Confusion about the boundary of a simple set

[Nathanael]

Homework Statement

Determine the boundary of the following set. As usual, z=(x,y).

0<\left| z-z_0 \right|<2

2. The attempt at a solution

The book's solution says "The circle \left| z-z_0 \right|=2 together with the point (0,0)"

Why should the answer not be "... together with the point z_0"?

 

[Mark44]

Homework Statement

Determine the boundary of the following set. As usual, z=(x,y).

0<\left| z-z_0 \right|<2

2. The attempt at a solution

The book's solution says "The circle \left| z-z_0 \right|=2 together with the point (0,0)"

Why should the answer not be "... together with the point z_0"?

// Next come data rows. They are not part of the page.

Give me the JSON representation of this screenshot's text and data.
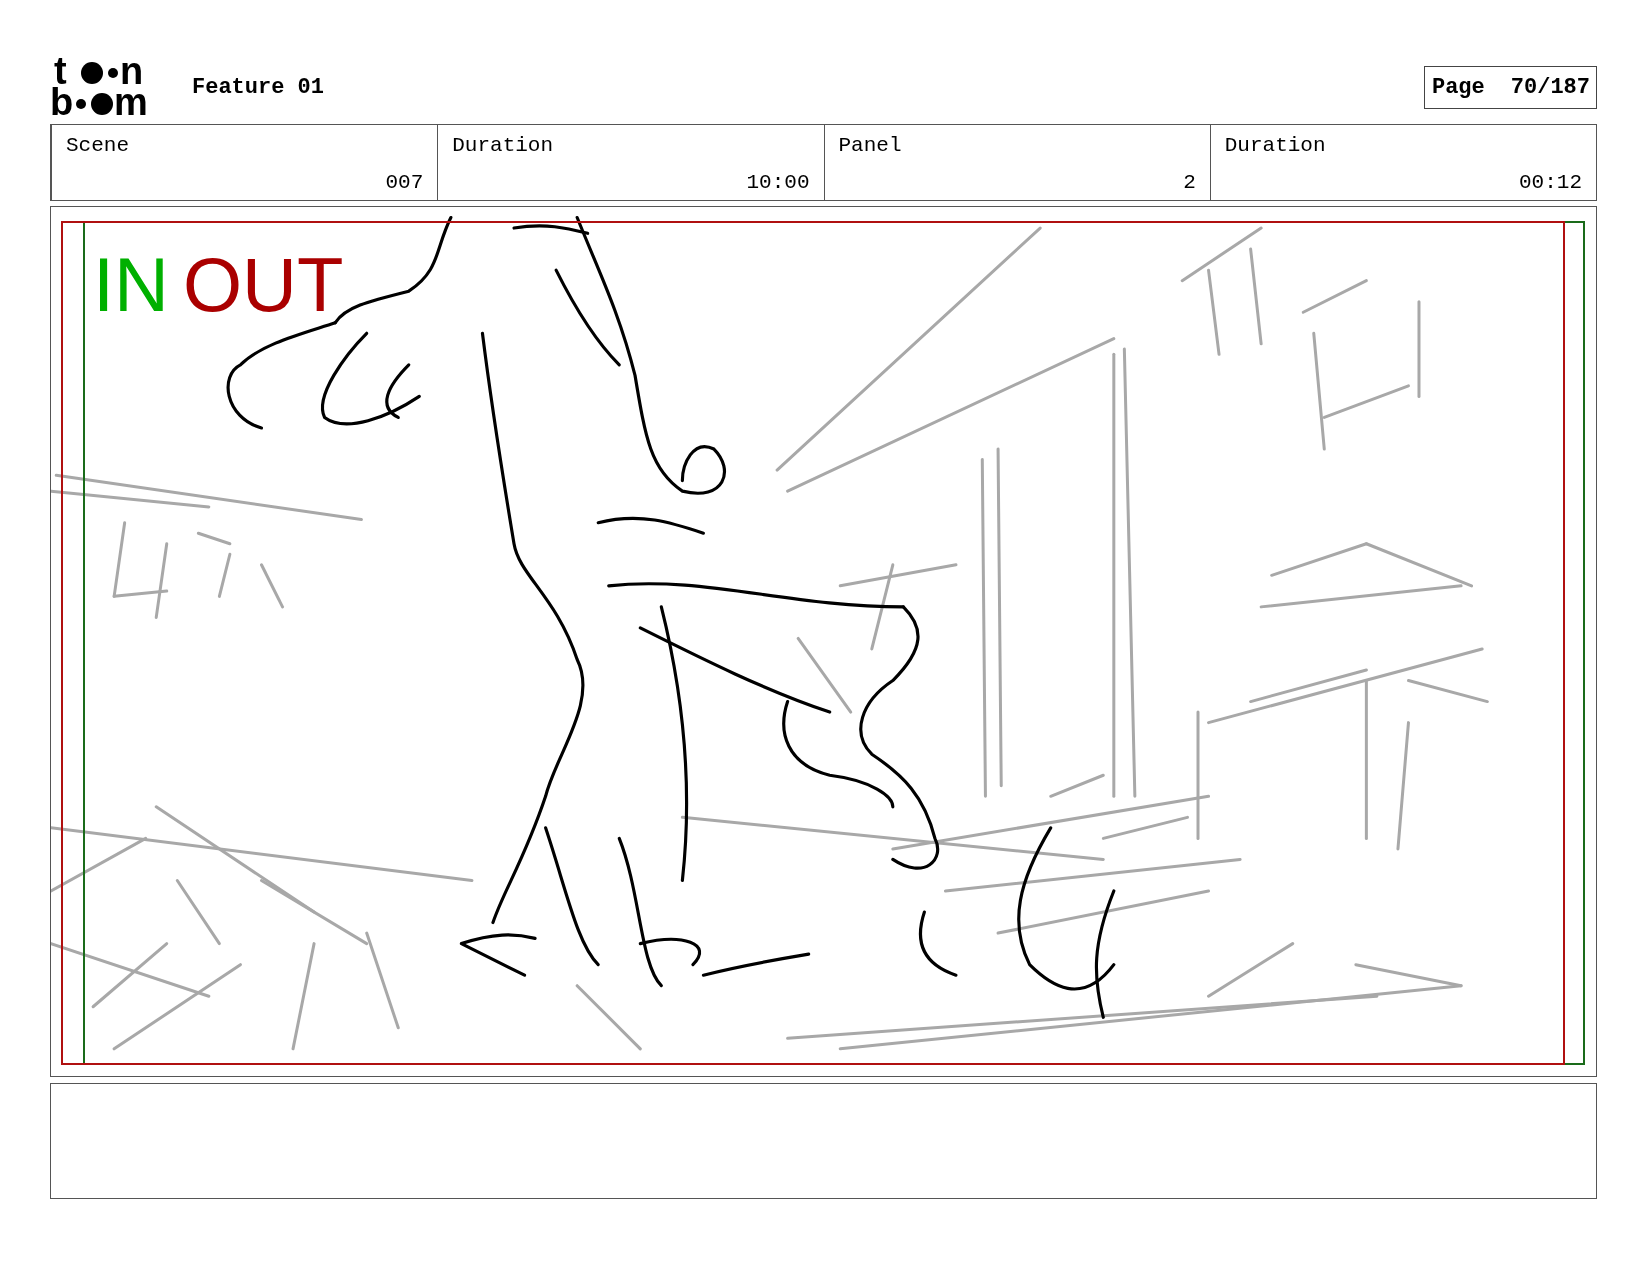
{
  "logo": {
    "top_left": "t",
    "top_right": "n",
    "bottom_left": "b",
    "bottom_right": "m"
  },
  "project_title": "Feature 01",
  "page": {
    "label": "Page",
    "number": "70/187"
  },
  "info": [
    {
      "label": "Scene",
      "value": "007"
    },
    {
      "label": "Duration",
      "value": "10:00"
    },
    {
      "label": "Panel",
      "value": "2"
    },
    {
      "label": "Duration",
      "value": "00:12"
    }
  ],
  "panel": {
    "markers": [
      {
        "kind": "in",
        "text": "IN"
      },
      {
        "kind": "out",
        "text": "OUT"
      }
    ]
  }
}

The book's answer seems incorrect to me. The original inequality represents all of the points inside (but not on) the circle of radius 2 with center at z₀, not including this center point.

 

[HallsofIvy]

Homework Statement

Determine the boundary of the following set. As usual, z=(x,y).

0<\left| z-z_0 \right|<2

2. The attempt at a solution

The book's solution says "The circle \left| z-z_0 \right|=2 together with the point (0,0)"

Why should the answer not be "... together with the point z_0"?

Yes, that was clearly a typo.

 

[Nathanael]

Thank you both, it's my first time learning these ideas (even if they are fairly simple) so I just wanted to make sure I wasn't misunderstanding.